Frustum Fusion: Pseudo-LiDAR and LiDAR Fusion for 3D Detection
This addresses the challenge of robust 3D perception for autonomous vehicles by combining sensor modalities, though it is incremental as it builds on existing detection methods.
The paper tackles the problem of 3D object detection for autonomous vehicles by fusing accurate but sparse LiDAR data with dense but less accurate Pseudo-LiDAR from stereo cameras, resulting in consistent performance improvements across multiple detectors.
Most autonomous vehicles are equipped with LiDAR sensors and stereo cameras. The former is very accurate but generates sparse data, whereas the latter is dense, has rich texture and color information but difficult to extract robust 3D representations from.

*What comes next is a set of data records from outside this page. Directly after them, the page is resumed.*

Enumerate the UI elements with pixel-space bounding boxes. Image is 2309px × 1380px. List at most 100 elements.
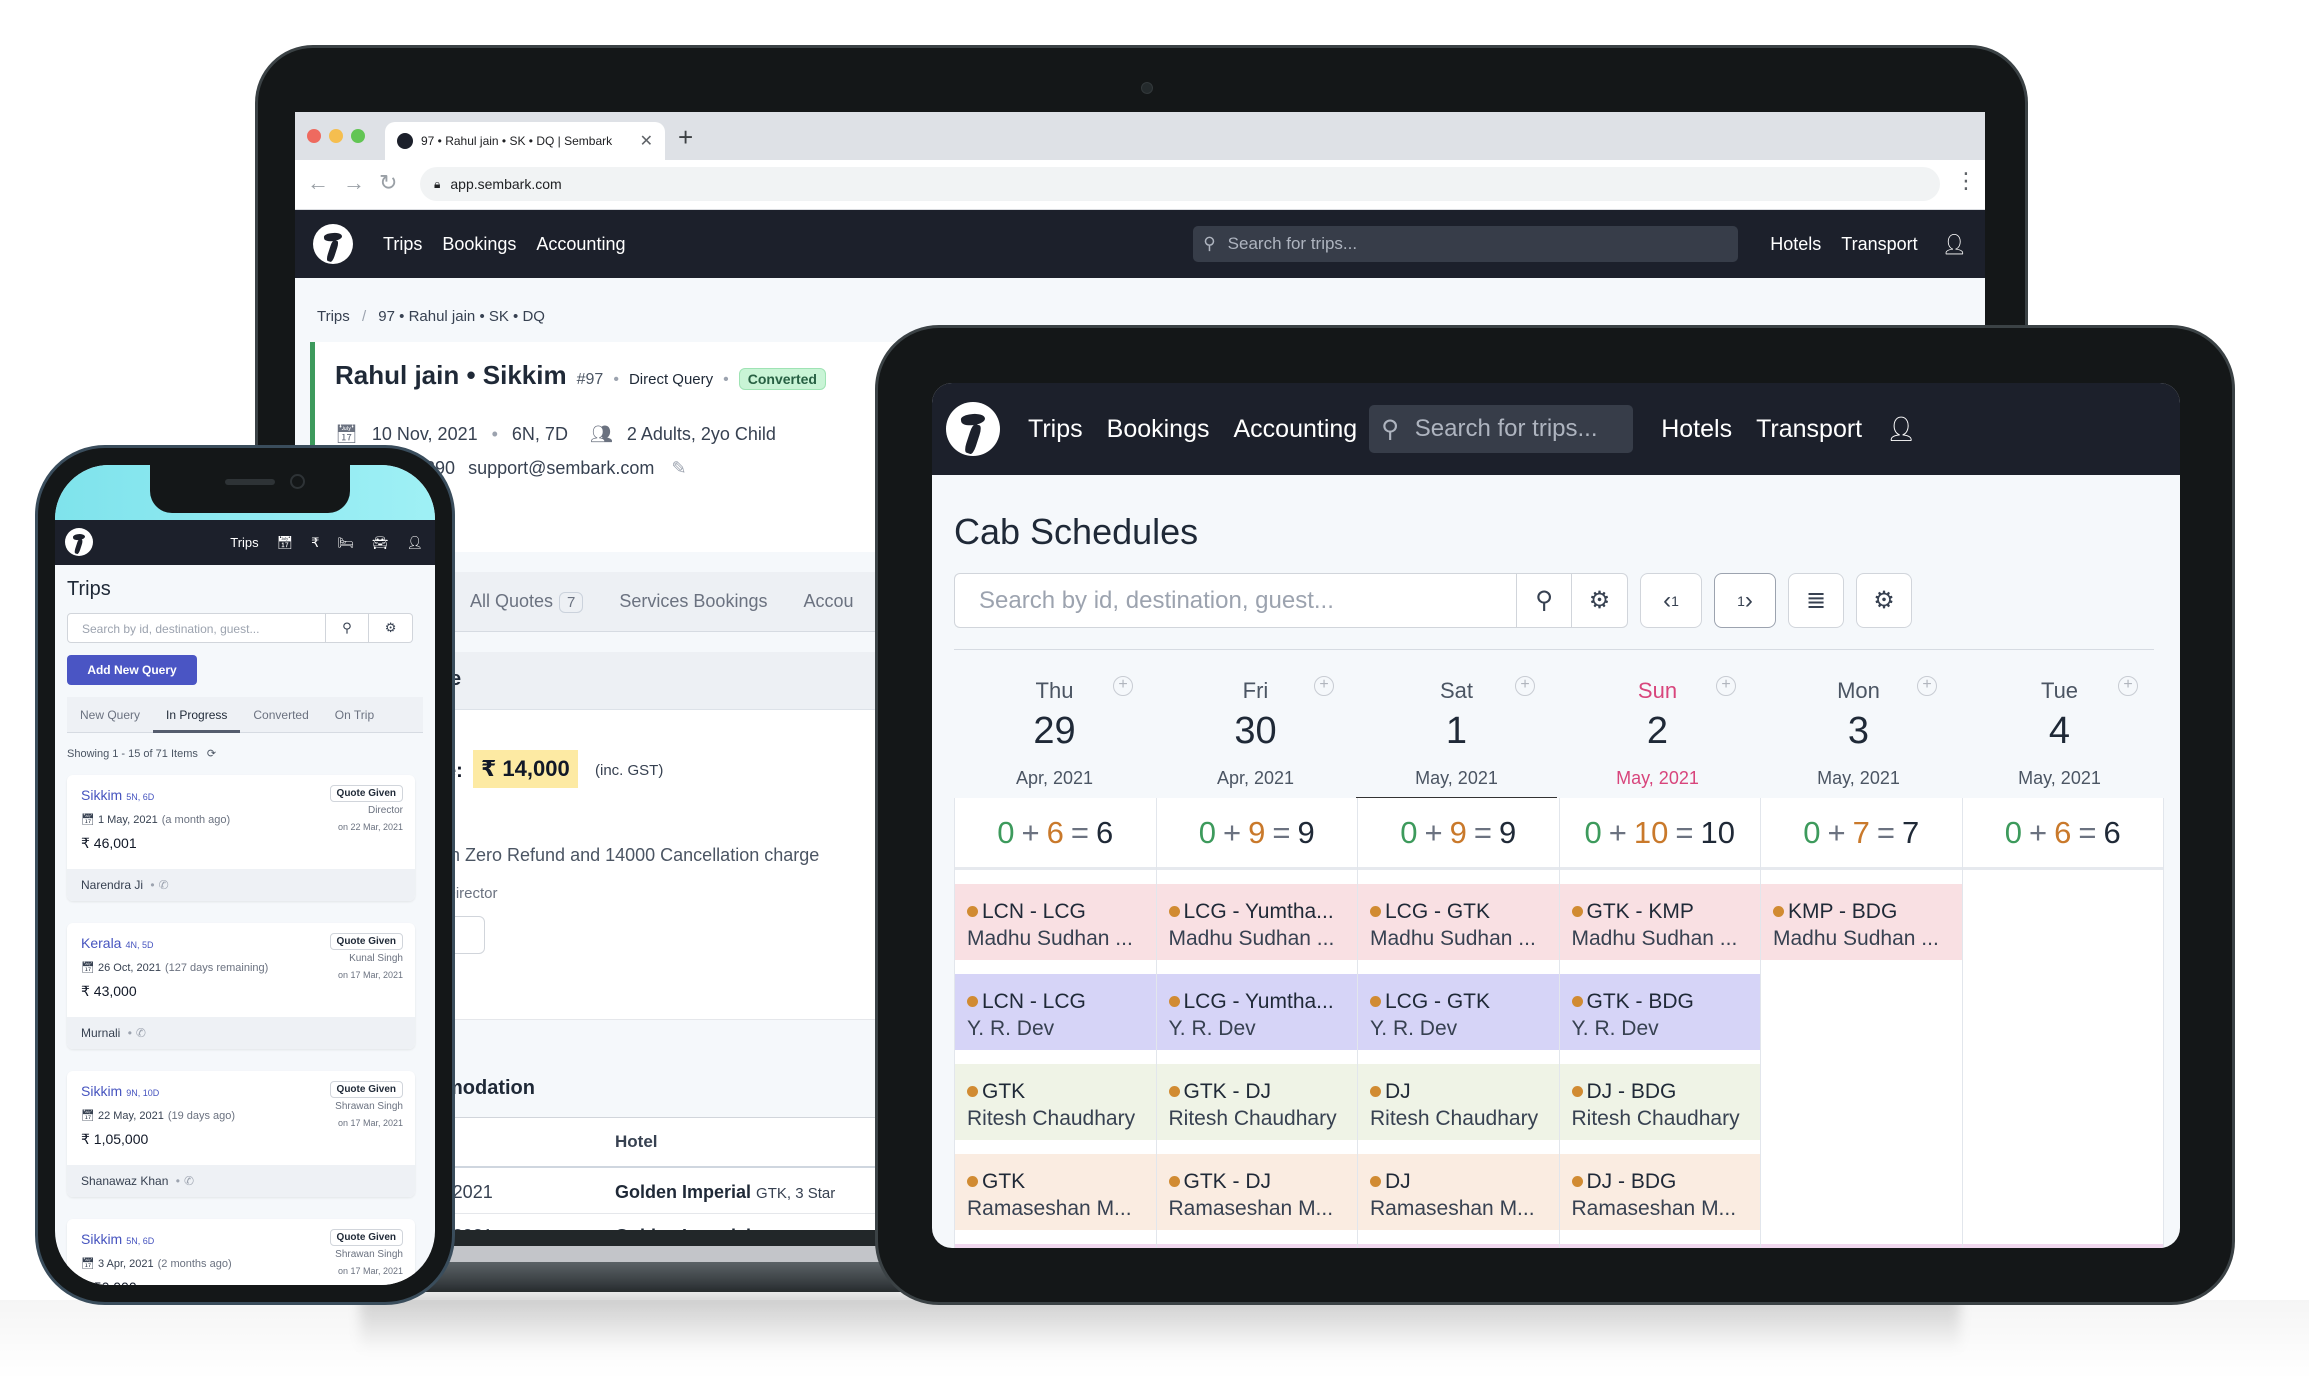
add-schedule-icon[interactable]: + <box>1113 676 1133 696</box>
car-icon[interactable]: 🚘︎ <box>372 535 389 551</box>
schedule-event[interactable]: LCN - LCG Y. R. Dev <box>955 974 1156 1050</box>
back-arrow-icon[interactable]: ← <box>307 170 329 196</box>
forward-arrow-icon[interactable]: → <box>343 170 365 196</box>
day-header[interactable]: Thu +29 Apr, 2021 <box>954 658 1155 798</box>
rupee-icon[interactable]: ₹ <box>311 535 319 551</box>
schedule-event[interactable] <box>1156 1244 1357 1248</box>
schedule-event[interactable]: LCN - LCG Madhu Sudhan ... <box>955 884 1156 960</box>
nav-search-input[interactable]: ⚲ Search for trips... <box>1193 226 1739 262</box>
bed-icon[interactable]: 🛏︎ <box>337 535 354 551</box>
reload-icon[interactable]: ↻ <box>379 170 397 196</box>
trip-destination[interactable]: Sikkim 5N, 6D <box>81 787 154 803</box>
filter-button[interactable]: ⚙︎ <box>1572 573 1628 628</box>
schedule-search-input[interactable]: Search by id, destination, guest... <box>954 573 1516 628</box>
search-button[interactable]: ⚲ <box>1516 573 1572 628</box>
schedule-event[interactable] <box>1761 1244 1962 1248</box>
nav-transport[interactable]: Transport <box>1756 415 1862 444</box>
schedule-event[interactable]: LCG - GTK Y. R. Dev <box>1358 974 1559 1050</box>
tab-accounting[interactable]: Accou <box>803 591 853 612</box>
nav-trips[interactable]: Trips <box>1028 415 1083 444</box>
schedule-event[interactable]: DJ Ritesh Chaudhary <box>1358 1064 1559 1140</box>
schedule-event[interactable] <box>955 1244 1156 1248</box>
schedule-event[interactable]: LCG - GTK Madhu Sudhan ... <box>1358 884 1559 960</box>
add-schedule-icon[interactable]: + <box>1716 676 1736 696</box>
list-view-button[interactable]: ≣ <box>1788 573 1844 628</box>
address-bar[interactable]: 🔒︎ app.sembark.com <box>420 167 1940 201</box>
add-schedule-icon[interactable]: + <box>1917 676 1937 696</box>
schedule-event[interactable]: DJ - BDG Ritesh Chaudhary <box>1559 1064 1760 1140</box>
schedule-event[interactable]: LCG - Yumtha... Y. R. Dev <box>1156 974 1357 1050</box>
tab-on-trip[interactable]: On Trip <box>322 697 387 733</box>
add-schedule-icon[interactable]: + <box>1314 676 1334 696</box>
browser-tab[interactable]: 97 • Rahul jain • SK • DQ | Sembark ✕ <box>385 122 665 160</box>
nav-hotels[interactable]: Hotels <box>1661 415 1732 444</box>
trip-card[interactable]: Sikkim5N, 6D 📅︎3 Apr, 2021(2 months ago) ₹… <box>67 1219 415 1285</box>
schedule-event[interactable]: GTK Ramaseshan M... <box>955 1154 1156 1230</box>
user-icon[interactable]: 👤︎ <box>1886 415 1916 444</box>
trip-destination[interactable]: Kerala 4N, 5D <box>81 935 153 951</box>
nav-bookings[interactable]: Bookings <box>442 234 516 255</box>
tab-all-quotes[interactable]: All Quotes 7 <box>470 591 584 613</box>
user-icon[interactable]: 👤︎ <box>1942 232 1967 257</box>
nav-search-input[interactable]: ⚲ Search for trips... <box>1369 405 1634 453</box>
nav-trips[interactable]: Trips <box>230 535 258 550</box>
schedule-event[interactable]: DJ Ramaseshan M... <box>1358 1154 1559 1230</box>
breadcrumb-trips-link[interactable]: Trips <box>317 308 350 325</box>
tab-converted[interactable]: Converted <box>240 697 321 733</box>
schedule-event[interactable] <box>1962 1244 2163 1248</box>
window-close-button[interactable] <box>307 129 321 143</box>
schedule-event[interactable]: GTK - KMP Madhu Sudhan ... <box>1559 884 1760 960</box>
tab-in-progress[interactable]: In Progress <box>153 697 241 733</box>
add-schedule-icon[interactable]: + <box>2118 676 2138 696</box>
nav-transport[interactable]: Transport <box>1841 234 1917 255</box>
refresh-icon[interactable]: ⟳ <box>207 748 216 760</box>
next-day-button[interactable]: 1 › <box>1714 573 1776 628</box>
user-icon[interactable]: 👤︎ <box>406 535 423 551</box>
schedule-event[interactable]: GTK - DJ Ritesh Chaudhary <box>1156 1064 1357 1140</box>
day-header[interactable]: Mon +3 May, 2021 <box>1758 658 1959 798</box>
day-header[interactable]: Sun +2 May, 2021 <box>1557 658 1758 798</box>
trip-destination[interactable]: Sikkim 5N, 6D <box>81 1231 154 1247</box>
new-tab-button[interactable]: + <box>678 122 693 152</box>
search-button[interactable]: ⚲ <box>325 613 370 643</box>
tab-services-bookings[interactable]: Services Bookings <box>619 591 767 612</box>
window-minimize-button[interactable] <box>329 129 343 143</box>
phone-icon[interactable]: ✆ <box>184 1174 194 1188</box>
sembark-logo[interactable] <box>313 224 353 264</box>
schedule-event[interactable]: GTK Ritesh Chaudhary <box>955 1064 1156 1140</box>
day-header[interactable]: Fri +30 Apr, 2021 <box>1155 658 1356 798</box>
nav-accounting[interactable]: Accounting <box>1234 415 1358 444</box>
nav-hotels[interactable]: Hotels <box>1770 234 1821 255</box>
tab-new-query[interactable]: New Query <box>67 697 153 733</box>
sembark-logo[interactable] <box>946 402 1000 456</box>
schedule-event[interactable] <box>1559 1244 1760 1248</box>
nav-trips[interactable]: Trips <box>383 234 422 255</box>
trip-search-input[interactable]: Search by id, destination, guest... <box>67 613 326 643</box>
nav-accounting[interactable]: Accounting <box>536 234 625 255</box>
trip-card[interactable]: Sikkim 9N, 10D 📅︎ 22 May, 2021 (19 days ago)… <box>67 1071 415 1197</box>
schedule-event[interactable]: DJ - BDG Ramaseshan M... <box>1559 1154 1760 1230</box>
schedule-event[interactable]: LCG - Yumtha... Madhu Sudhan ... <box>1156 884 1357 960</box>
day-header[interactable]: Tue +4 May, 2021 <box>1959 658 2160 798</box>
schedule-event[interactable] <box>1358 1244 1559 1248</box>
schedule-event[interactable]: KMP - BDG Madhu Sudhan ... <box>1761 884 1962 960</box>
phone-icon[interactable]: ✆ <box>159 878 169 892</box>
browser-menu-icon[interactable]: ⋮ <box>1955 168 1977 194</box>
trip-destination[interactable]: Sikkim 9N, 10D <box>81 1083 159 1099</box>
day-header[interactable]: Sat +1 May, 2021 <box>1356 658 1557 800</box>
nav-bookings[interactable]: Bookings <box>1107 415 1210 444</box>
window-maximize-button[interactable] <box>351 129 365 143</box>
tab-close-icon[interactable]: ✕ <box>640 131 653 151</box>
schedule-event[interactable]: GTK - DJ Ramaseshan M... <box>1156 1154 1357 1230</box>
trip-card[interactable]: Sikkim 5N, 6D 📅︎ 1 May, 2021 (a month ago) ₹ … <box>67 775 415 901</box>
filter-button[interactable]: ⚙︎ <box>369 613 413 643</box>
trip-card[interactable]: Kerala 4N, 5D 📅︎ 26 Oct, 2021 (127 days rema… <box>67 923 415 1049</box>
settings-button[interactable]: ⚙ <box>1856 573 1912 628</box>
sembark-logo[interactable] <box>65 528 93 556</box>
calendar-icon[interactable]: 📅︎ <box>277 535 294 551</box>
add-new-query-button[interactable]: Add New Query <box>67 655 197 685</box>
add-schedule-icon[interactable]: + <box>1515 676 1535 696</box>
edit-pencil-icon[interactable]: ✎ <box>671 458 686 478</box>
phone-icon[interactable]: ✆ <box>136 1026 146 1040</box>
schedule-event[interactable]: GTK - BDG Y. R. Dev <box>1559 974 1760 1050</box>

In this paper, we propose a novel data fusion algorithm to combine accurate point clouds with dense but less accurate point clouds obtained from stereo pairs. We develop a framework to integrate this algorithm into various 3D object detection methods. Our framework starts with 2D detections from both of the RGB images, calculates frustums and their intersection, creates Pseudo-LiDAR data from the stereo images, and fills in the parts of the intersection region where the LiDAR data is lacking with the dense Pseudo-LiDAR points. We train multiple 3D object detection methods and show that our fusion strategy consistently improves the performance of detectors.